Children haven't been in my vision of my future for quite a while, I've long contended that W.C. Fields was a softy, and supported abortion up through puberty, so I waited a decade to be sure, and recently took the step while it was still paid for by my insurance.
In the weeks between my initial consultation and the surgery I thought a lot about what it means to not reproduce. From a biological standpoint it makes sense that we exist to propagate our genes, and I happen to think mine are pretty good. It's a pretty big step to deny biology its meaning in favor of decisions that I believe to be rational self interest, especially when most of the culture disagrees.
On the other hand, I can't count the number of discussions I've had with older friends who've said "I wouldn't give them up for the world, but if I had to do it over again...", or the times when only one of a couple has been able to come to a party or dinner because the other was stuck at home sitting, and I haven't got time for all the ways I want to change the world now, let alone raise a kid in the process.

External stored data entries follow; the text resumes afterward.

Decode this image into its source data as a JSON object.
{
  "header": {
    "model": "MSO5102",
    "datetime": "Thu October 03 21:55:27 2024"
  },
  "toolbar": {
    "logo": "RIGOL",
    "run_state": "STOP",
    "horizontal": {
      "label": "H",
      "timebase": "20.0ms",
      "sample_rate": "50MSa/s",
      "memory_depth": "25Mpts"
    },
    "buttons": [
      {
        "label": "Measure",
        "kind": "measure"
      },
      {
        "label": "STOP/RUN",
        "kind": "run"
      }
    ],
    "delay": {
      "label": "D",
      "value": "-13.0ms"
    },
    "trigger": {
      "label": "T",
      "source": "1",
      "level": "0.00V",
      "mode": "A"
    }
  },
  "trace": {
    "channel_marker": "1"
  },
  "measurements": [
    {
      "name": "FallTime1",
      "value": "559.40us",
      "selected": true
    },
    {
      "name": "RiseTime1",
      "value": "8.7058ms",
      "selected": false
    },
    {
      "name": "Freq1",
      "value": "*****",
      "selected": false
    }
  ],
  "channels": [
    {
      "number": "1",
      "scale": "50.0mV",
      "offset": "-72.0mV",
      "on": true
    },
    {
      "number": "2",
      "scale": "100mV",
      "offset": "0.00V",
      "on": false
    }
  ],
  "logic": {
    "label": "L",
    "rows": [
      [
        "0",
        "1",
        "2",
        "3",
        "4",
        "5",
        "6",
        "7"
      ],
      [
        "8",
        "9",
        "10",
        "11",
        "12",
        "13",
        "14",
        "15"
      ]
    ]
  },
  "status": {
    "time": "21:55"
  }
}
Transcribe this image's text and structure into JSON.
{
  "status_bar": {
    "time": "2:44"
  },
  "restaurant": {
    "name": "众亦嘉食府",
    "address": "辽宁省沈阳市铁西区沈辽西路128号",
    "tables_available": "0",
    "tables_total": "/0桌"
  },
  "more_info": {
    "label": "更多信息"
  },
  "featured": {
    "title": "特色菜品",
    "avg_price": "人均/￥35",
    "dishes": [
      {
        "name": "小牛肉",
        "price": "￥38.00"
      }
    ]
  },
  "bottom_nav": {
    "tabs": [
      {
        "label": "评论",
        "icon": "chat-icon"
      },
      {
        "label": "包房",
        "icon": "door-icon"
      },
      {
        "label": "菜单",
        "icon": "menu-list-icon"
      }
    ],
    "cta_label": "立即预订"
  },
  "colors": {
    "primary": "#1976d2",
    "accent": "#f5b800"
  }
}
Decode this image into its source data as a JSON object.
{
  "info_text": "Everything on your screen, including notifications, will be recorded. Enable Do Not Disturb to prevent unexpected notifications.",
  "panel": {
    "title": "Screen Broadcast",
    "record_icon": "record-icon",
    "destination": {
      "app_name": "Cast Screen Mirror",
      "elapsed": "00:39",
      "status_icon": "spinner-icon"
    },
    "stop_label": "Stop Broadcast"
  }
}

So yesterday I went in, signed the consent form, popped the optional Valium (not a drug which I see need to repeat, kinda like the effects of alcohol on motor control, but without much change in perceptuals), and let two people poke at my testicles with needles and scalpels and a soldering iron. Didn't hear anyone say "oops", but I have to admit I haven't wanted to disturb things enough to remove the gauze just yet.
And I had a hell of a time getting comfortable last night, normally I sleep on my stomach, but... well... let's just say "I slept like a baby". Woke up every hour and a half whining.
It's another 8 weeks before they take my second semen sample, and if that shows clear then I'm considered sterile, but it's not like my behavior will change all that much, I haven't protected myself from disease, merely from a half a million bucks or so in potential liability.